The district court did not err when it granted summary judgment in favor of Columbia Towing because Columbia Towing demonstrated that it complied with its contractual and statutory obligations during the period it had custody of Gotcher’s vehicle and Gotcher failed to support his allegations that the vehicle-was damaged while in Columbia’s custody. See Celotex Corp. v. Catrett, 477 U.S. 317, 323-24, 106 S.Ct. 2548, 91 L.Ed.2d 265 (1986). Contrary to Gotcher’s contentions, the towing company was not required to send notice to him, the vehicle’s registered owner, at King County Jail rather than to his home address as provided in the state’s vehicle registration records and as required by Wash. Rev.Code § 46.55.110. Gotcher did not demonstrate that Columbia Towing knew that the registered owner of the vehicle was incarcerated at the County Jail at the time it sent out notice, and Nelson v. Hall, 368 F.2d 103, 107 (9th Cir. 1966), holds that there is no civil rights violation when notice is sent, pursuant to similar statutory requirements, to the registered owner’s address as it appears in the vehicle registration records rather than to the prison where the owner is languishing.
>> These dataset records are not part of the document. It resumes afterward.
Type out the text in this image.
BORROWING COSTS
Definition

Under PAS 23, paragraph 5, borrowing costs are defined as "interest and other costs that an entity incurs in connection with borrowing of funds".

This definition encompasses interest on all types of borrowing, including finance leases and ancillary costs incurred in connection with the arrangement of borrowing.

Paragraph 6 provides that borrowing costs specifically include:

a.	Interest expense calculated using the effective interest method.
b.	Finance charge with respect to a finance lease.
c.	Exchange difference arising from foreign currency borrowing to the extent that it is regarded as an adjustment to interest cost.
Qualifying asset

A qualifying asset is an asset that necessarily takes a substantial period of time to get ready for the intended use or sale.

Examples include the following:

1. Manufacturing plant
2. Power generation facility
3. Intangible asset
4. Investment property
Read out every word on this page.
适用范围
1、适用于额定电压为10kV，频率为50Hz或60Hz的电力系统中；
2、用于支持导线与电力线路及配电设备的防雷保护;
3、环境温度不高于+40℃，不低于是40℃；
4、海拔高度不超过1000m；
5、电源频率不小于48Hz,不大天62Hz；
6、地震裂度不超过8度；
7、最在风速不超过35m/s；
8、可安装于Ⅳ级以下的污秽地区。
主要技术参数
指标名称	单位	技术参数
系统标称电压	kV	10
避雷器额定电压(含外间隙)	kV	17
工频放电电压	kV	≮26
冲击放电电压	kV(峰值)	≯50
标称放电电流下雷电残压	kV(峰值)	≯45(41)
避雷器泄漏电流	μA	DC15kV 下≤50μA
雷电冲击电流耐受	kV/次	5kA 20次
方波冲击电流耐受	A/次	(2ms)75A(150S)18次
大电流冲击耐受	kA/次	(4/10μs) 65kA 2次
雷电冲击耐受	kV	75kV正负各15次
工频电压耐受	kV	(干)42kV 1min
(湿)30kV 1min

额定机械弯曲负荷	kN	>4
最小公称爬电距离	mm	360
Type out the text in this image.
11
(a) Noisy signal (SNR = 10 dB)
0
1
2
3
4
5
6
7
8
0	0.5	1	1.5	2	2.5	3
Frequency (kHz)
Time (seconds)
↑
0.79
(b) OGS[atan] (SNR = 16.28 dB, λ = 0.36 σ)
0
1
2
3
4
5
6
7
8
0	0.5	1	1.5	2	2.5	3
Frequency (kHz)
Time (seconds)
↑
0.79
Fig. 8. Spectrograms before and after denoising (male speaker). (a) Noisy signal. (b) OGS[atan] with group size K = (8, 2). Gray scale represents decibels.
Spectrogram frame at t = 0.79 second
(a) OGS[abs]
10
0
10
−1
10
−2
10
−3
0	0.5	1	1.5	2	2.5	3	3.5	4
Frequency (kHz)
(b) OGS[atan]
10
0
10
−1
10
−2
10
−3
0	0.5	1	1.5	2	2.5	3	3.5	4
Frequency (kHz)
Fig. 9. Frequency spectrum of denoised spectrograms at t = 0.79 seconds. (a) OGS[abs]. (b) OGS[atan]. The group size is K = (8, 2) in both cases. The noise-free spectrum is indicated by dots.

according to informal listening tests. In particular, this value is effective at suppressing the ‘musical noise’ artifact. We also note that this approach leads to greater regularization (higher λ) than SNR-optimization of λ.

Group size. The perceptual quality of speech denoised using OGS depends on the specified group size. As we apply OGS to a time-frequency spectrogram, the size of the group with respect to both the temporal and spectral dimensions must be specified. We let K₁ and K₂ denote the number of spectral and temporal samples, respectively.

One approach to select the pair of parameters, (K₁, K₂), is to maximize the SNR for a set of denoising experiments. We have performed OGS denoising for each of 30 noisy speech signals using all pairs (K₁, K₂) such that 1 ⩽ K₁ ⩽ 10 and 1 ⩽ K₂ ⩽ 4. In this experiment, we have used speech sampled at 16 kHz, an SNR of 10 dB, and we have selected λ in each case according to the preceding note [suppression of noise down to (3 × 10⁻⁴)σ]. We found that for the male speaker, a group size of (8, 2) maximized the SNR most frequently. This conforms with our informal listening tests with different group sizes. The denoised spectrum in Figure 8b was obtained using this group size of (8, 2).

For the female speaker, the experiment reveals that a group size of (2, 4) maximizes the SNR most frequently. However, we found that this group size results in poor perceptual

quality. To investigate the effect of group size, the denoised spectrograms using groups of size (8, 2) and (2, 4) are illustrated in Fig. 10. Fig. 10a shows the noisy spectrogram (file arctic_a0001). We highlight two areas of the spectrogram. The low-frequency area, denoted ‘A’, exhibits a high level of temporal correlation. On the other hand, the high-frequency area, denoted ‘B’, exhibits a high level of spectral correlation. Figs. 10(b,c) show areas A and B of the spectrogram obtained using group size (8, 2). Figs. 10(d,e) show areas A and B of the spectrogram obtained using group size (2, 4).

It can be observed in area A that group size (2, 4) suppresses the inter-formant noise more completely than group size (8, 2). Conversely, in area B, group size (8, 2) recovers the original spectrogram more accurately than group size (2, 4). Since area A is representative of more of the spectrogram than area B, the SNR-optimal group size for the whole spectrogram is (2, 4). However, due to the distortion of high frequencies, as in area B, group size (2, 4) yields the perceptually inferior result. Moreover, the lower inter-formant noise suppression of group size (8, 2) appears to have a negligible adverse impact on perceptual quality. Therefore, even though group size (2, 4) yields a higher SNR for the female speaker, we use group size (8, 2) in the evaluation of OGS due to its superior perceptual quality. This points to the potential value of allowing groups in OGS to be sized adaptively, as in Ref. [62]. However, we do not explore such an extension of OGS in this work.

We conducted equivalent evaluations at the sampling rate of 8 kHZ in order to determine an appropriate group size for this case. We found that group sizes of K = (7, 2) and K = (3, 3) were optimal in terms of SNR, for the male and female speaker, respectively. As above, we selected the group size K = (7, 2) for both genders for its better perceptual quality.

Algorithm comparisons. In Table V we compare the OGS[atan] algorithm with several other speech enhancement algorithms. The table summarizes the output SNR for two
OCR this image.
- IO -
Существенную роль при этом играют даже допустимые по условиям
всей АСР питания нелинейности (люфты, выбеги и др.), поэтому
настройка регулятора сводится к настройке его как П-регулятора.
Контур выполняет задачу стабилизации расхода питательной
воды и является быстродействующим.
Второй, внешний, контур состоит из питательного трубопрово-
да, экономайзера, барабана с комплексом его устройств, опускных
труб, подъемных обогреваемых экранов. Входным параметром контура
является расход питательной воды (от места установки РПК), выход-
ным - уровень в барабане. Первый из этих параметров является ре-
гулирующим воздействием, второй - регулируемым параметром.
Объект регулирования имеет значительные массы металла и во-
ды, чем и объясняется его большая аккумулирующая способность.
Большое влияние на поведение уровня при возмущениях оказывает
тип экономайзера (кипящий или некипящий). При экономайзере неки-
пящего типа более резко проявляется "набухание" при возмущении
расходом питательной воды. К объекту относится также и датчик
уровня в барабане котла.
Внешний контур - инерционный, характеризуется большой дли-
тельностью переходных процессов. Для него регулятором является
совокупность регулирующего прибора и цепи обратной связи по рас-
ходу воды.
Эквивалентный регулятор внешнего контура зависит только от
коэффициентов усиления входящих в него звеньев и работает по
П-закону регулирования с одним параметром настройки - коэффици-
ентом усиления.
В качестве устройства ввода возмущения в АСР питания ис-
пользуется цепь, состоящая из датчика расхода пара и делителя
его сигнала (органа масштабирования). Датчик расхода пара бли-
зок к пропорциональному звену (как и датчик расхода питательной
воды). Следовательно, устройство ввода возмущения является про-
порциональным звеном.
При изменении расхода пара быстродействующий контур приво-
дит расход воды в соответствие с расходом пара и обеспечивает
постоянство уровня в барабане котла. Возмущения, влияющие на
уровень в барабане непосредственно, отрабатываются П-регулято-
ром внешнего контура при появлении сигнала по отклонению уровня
The district court did not err when it dismissed the claims against King County Jail with prejudice, because Gotcher failed to state a claim against the Jail within the three-year statute of limitations. See Wash. Rev.Code § 4.16.080(2) (setting forth statute of limitations); see also Cline v. Brusett, 661 F.2d 108, 110 (9th Cir. 1981). Gotcher contends that he made a timely claim against the County when he filed an administrative claim, albeit with the wrong agency. This contention fails because his administrative claim did not concern the mistreatment allegations that he now attempts to relate back to his original complaint.

To the extent Gotcher appeals the district court’s refusal to reopen his settlement agreement with the City of Seattle, Seattle Police Department and the individual police officers, he made no showing that he entered into the settlement agreement involuntarily or was mentally impaired. The district court did not commit “clear error” when it denied reopening. Weeks, 246 F.3d at 1236.

Gotcher’s remaining contentions are also without merit.

AFFIRMED.

This disposition is not appropriate for publication and may not be cited to or by the courts of this circuit except as provided by Ninth Circuit Rule 36-3.